La stirpe dell’eclissi

di Angelo Maria Perongini

Perché Sanguinem? Nell’immensità dell’universo, dove una tenebra siderale sgocciola e s’infiltra in ogni interstizio, e i pianeti sono grani di rosari in tempesta, perché proprio Sanguinem?
Nella sua estenuante rivoluzione, danza promiscuo tra due soli, due stelle che se lo contendono in valzer. Nel giro di un anno bisolare, una specie nativa a metà della sua evoluzione vede morire almeno due generazioni. Ogni specie, in genere, non sopravvive ai vent’anni. Ma la sua rotazione veloce, d’altra parte, rende la notte un fatto circostanziale e incostante, non diverso da un velo di nembi, e forse anche meno ostinato.
Eppure siamo nati su Sanguinem. Non riesco a smettere di domandarmi la ragione di un tale paradosso.
Il Nobile Malvester sostiene che ci sia una preziosità data dalla nostra inverosimiglianza. La rarità di essere nati in un grembo sterile e di essergli sopravvissuti ci rende quello che siamo – questo dice lui. Malvester è tra i membri più antichi e rispettati della carovana, e le sue parole sono d’ispirazione per tutti. Una cerchia di accoliti lo segue come una corona troppo grande per la sua testa. Amano sentirlo parlare, fare vanto della sua esperienza. Si rabbuiano quando è triste, ridono quando è felice.
E così, il pianeta ci chiama alla nostra casa ostile una volta ogni cento anni, quando la sua orbita si sovrappone a quelle di altri due pianeti attorno al secondo sole. I due pianeti combinano una lunga eclissi che dura circa un quarto del suo tempo di rivoluzione. Una nullità, rispetto alla lunga estate di Sanguinem, ma un tempo sufficiente a noi per trovare il meritato ristoro, prima di ripartire a bordo delle nostre navi sulle tetre rotte lungo gli orli della galassia.
La Nobile Pulvilla soffre più di altri la migrazione.
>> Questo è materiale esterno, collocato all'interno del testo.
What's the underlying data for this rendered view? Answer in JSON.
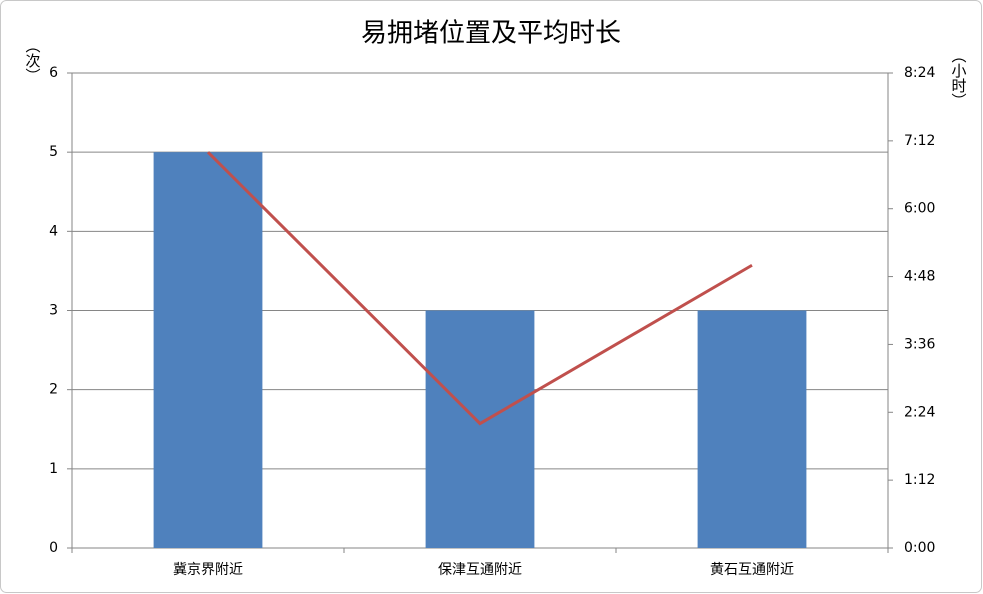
{
  "chart_data": {
    "type": "bar",
    "title": "易拥堵位置及平均时长",
    "y_label": "（次）",
    "y2_label": "（小时）",
    "categories": [
      "冀京界附近",
      "保津互通附近",
      "黄石互通附近"
    ],
    "series": [
      {
        "type": "bar",
        "color": "#4f81bd",
        "values": [
          5,
          3,
          3
        ]
      },
      {
        "type": "line",
        "axis": "y2",
        "color": "#c0504d",
        "values": [
          7.0,
          2.2,
          5.0
        ]
      }
    ],
    "ylim": [
      0,
      6
    ],
    "yticks": [
      0,
      1,
      2,
      3,
      4,
      5,
      6
    ],
    "y2lim": [
      0,
      8.4
    ],
    "y2ticks": [
      {
        "value": 0,
        "label": "0:00"
      },
      {
        "value": 1.2,
        "label": "1:12"
      },
      {
        "value": 2.4,
        "label": "2:24"
      },
      {
        "value": 3.6,
        "label": "3:36"
      },
      {
        "value": 4.8,
        "label": "4:48"
      },
      {
        "value": 6.0,
        "label": "6:00"
      },
      {
        "value": 7.2,
        "label": "7:12"
      },
      {
        "value": 8.4,
        "label": "8:24"
      }
    ],
    "grid": true
  }
}
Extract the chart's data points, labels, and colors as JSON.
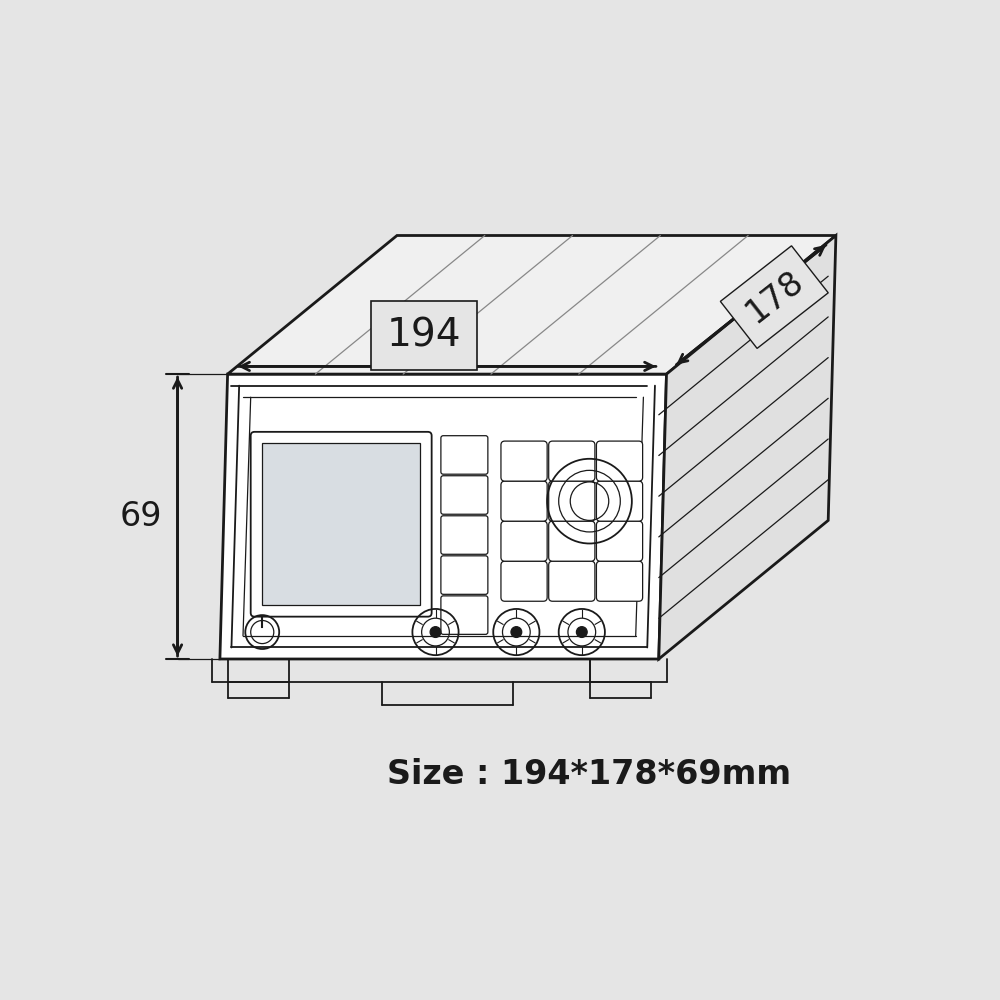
{
  "bg_color": "#e5e5e5",
  "line_color": "#1a1a1a",
  "size_text": "Size : 194*178*69mm",
  "dim_194": "194",
  "dim_178": "178",
  "dim_69": "69",
  "size_fontsize": 24,
  "dim_fontsize": 22,
  "lw_main": 2.0,
  "lw_detail": 1.3,
  "lw_thin": 0.9
}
Una volta ho temuto che si fosse nascosta in qualche anfratto a noi ignoto, per rimanere su Sanguinem anche dopo la fine dell’inverno. La immaginai mentre guardava la nostra carovana sparire nell’ultimo vespro, simile a una collana di perle che affonda in un pozzo. Invece aveva solo fatto ritardo. Lesse il sollievo nei miei occhi e potrei giurare che fu quasi pentita di non averci pensato lei. Temo che questa volta lo farà, e a noi toccherà lasciarla a scontare il suo castigo finché non sarà anche lei polvere nel deserto che tanto le manca.
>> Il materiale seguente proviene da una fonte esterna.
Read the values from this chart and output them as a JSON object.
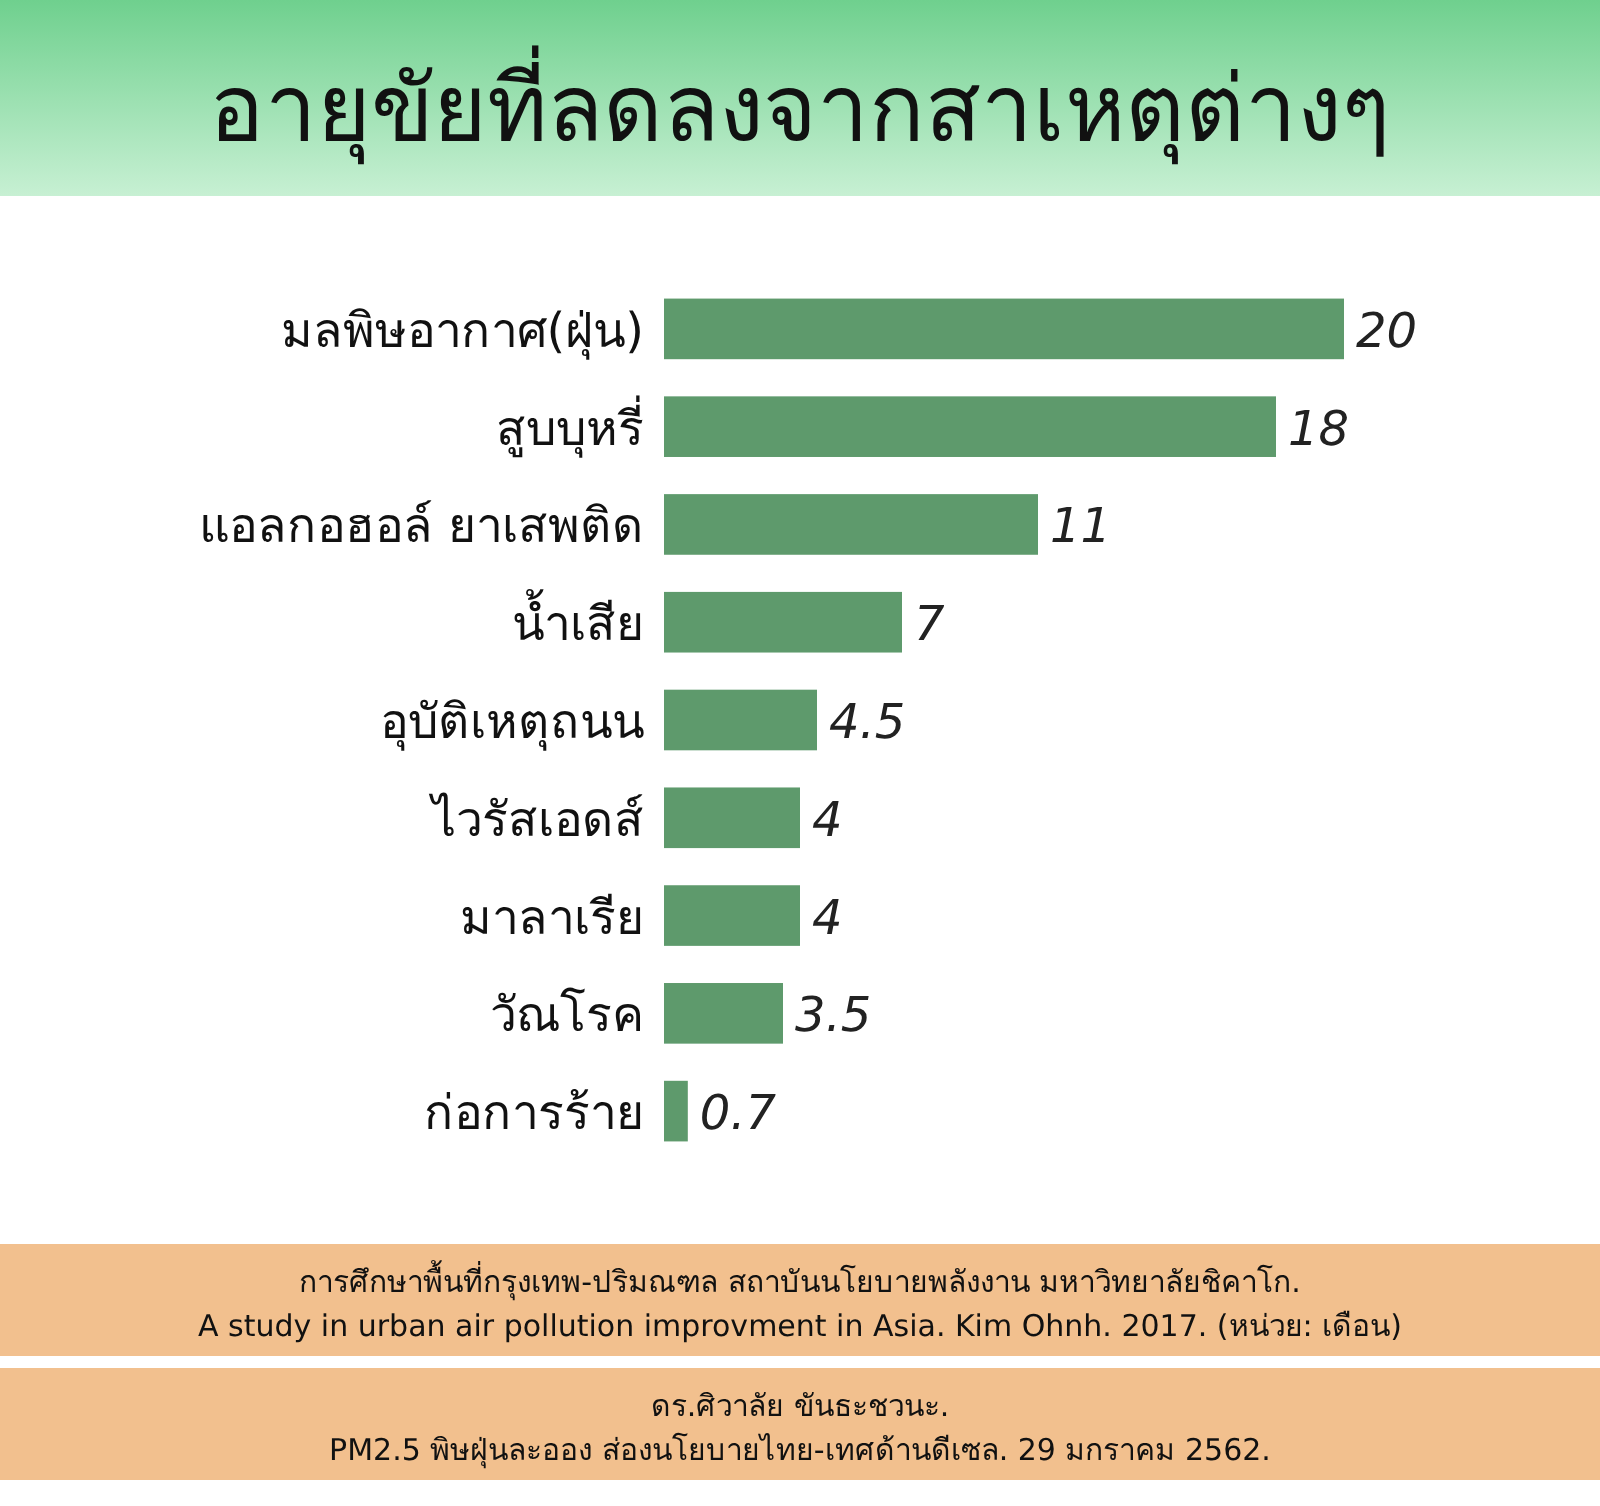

Al Nobile Pluto, invece, non piace tornare su Sanguinem. Ogni volta che si avvicina l’inverno se ne va in giro a infestare la sua nave, un’ombra penosa e ritorta, come in attesa di un male cronico che manifesti i suoi primi sintomi. Anche quando siamo su Sanguinem, di solito rimane a bordo. Ha persino provato ad adattarsi ad altre terre, ma senza successo. Lo si capisce quando ha fatto un nuovo tentativo, perché i suoi quattro occhi, di solito pieni e brillanti, diventano scavati e lividi. È una creatura orgogliosa.
Sono stanca, e anche attraverso il vuoto dello spazio sento il profumo del sottosuolo bagnato dalle sorgenti silenziose che si risvegliano. Se i calcoli sono esatti, tra poche ore atterreremo dove ci attende la terra che brama le ombre, e noi potremo riposare dopo questa inverosimile veglia.
Dolce, maledetto Sanguinem. Qualcosa nelle viscere del pianeta deve odiarci con ogni sua fibra, per farci questo ancora una volta.